Where do we go from here?

I’ve been having a serious dilemma with this entire web site for the last few years. Ultrasparky.org doesn’t really serve much purpose any more, and it hasn’t for some time. At the same time, I don’t want to retire the site itself because it’s been my primary online home for longer than most people have been using the internet. The blog itself — the core around which the site is built — is not a blog anymore. It’s not a log of anything on the web anymore. At best, it’s a place where I dump press clippings for posterity, or write the occasional bit of fluff that runs longer than a tweet.

The things that this blog once gave this blog a purpose — a forum for personal writing, a way of connecting to other people doing the same — are long since dead, killed by the growth of the medium itself. Too may people came to see the personal stuff, but without the context of all the stuff that came before it. The idea of keeping a blog as a mental mood board of things that you like was killed by platforms that made that mode of writing commercially viable and too tightly focused for me to bother with it. The social aspect was the first part to die, really, and the part that can never be resuscitated now that online interaction has moved from blogrolls and trackbacks and comment threads to juggernauts that make it too seductively easy to keep up with people in a constellation of commercial platforms rather than my own little homestead.

I certainly don’t mean to critique social media for this. I am far too avid a user of Twitter, Facebook, Instagram, Tumblr, et al. to think they are awful, or even a problem. They make it so easy to do many things, but it does pain me a bit that they all do what they do better than I could ever do here, and they separate a big, messy experience that I once enjoyed into so many splinters of activity.

The means of publishing and sharing ideas, recommendations, activities, or other things on the web have become too mature in their own ways to even make it simple to fold them back into this format, as I used to do with all my side projects that had run their course, like Rumpus Room, the Poseable Thumbs, the Trusty Sidekicks, the WYSIWYG Talent Show, and others. I don’t have the technical chops to fold in activity from my Facebook feed, multiple Twitter accounts, my many Tumblr blogs, and other online presences, nor do I think it would even make sense for that material to sit here without the hooks to other people that make them all work so well in their own spaces.

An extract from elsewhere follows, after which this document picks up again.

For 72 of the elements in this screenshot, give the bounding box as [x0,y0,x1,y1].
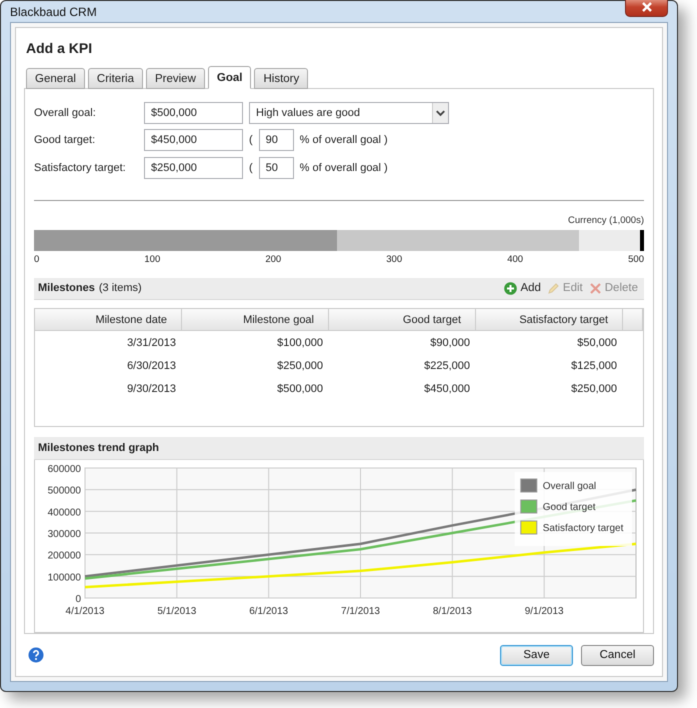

There is, of course, the divide between the personal and the professional — the private and the public — which is nothing new to lie or too the web, but becomes much more of a hassle with maturity. I think the diplomatic issues about an online presence has dampened the spark of far more of the blogs I once followed than defection to other platforms. I certainly have grappled with it over and over again over the years, and this was never even the place for all my stories even at its most candid.

Still, I can’t bring myself to shut the doors and turn out the lights. I’ve lived here far longer than anyplace I’ve lived physically, and I don’t want to erase or simply archive over 17 years of online output and declare, “That’s that!”. Lasting this long his has been, in many ways, the greatest thing I have ever done, even if the blog and I are only limping along at this point. What should I bother to do here, if no else is paying attention anymore?

I’m certainly not alone in this dilemma. Jason Kottke has been thinking about the death of the blog. Frank Chimero has been thinking about how to defrag one’s online activity and gather it together in one spot again. I would love to see some tools for bringing the richness of my overall online experience back into my own home, but it’s hard to imagine what that would be like, and how it would connect to the older material on this site. But who knows? Perhaps this is the year I can find a way to breathe some life into this old idea.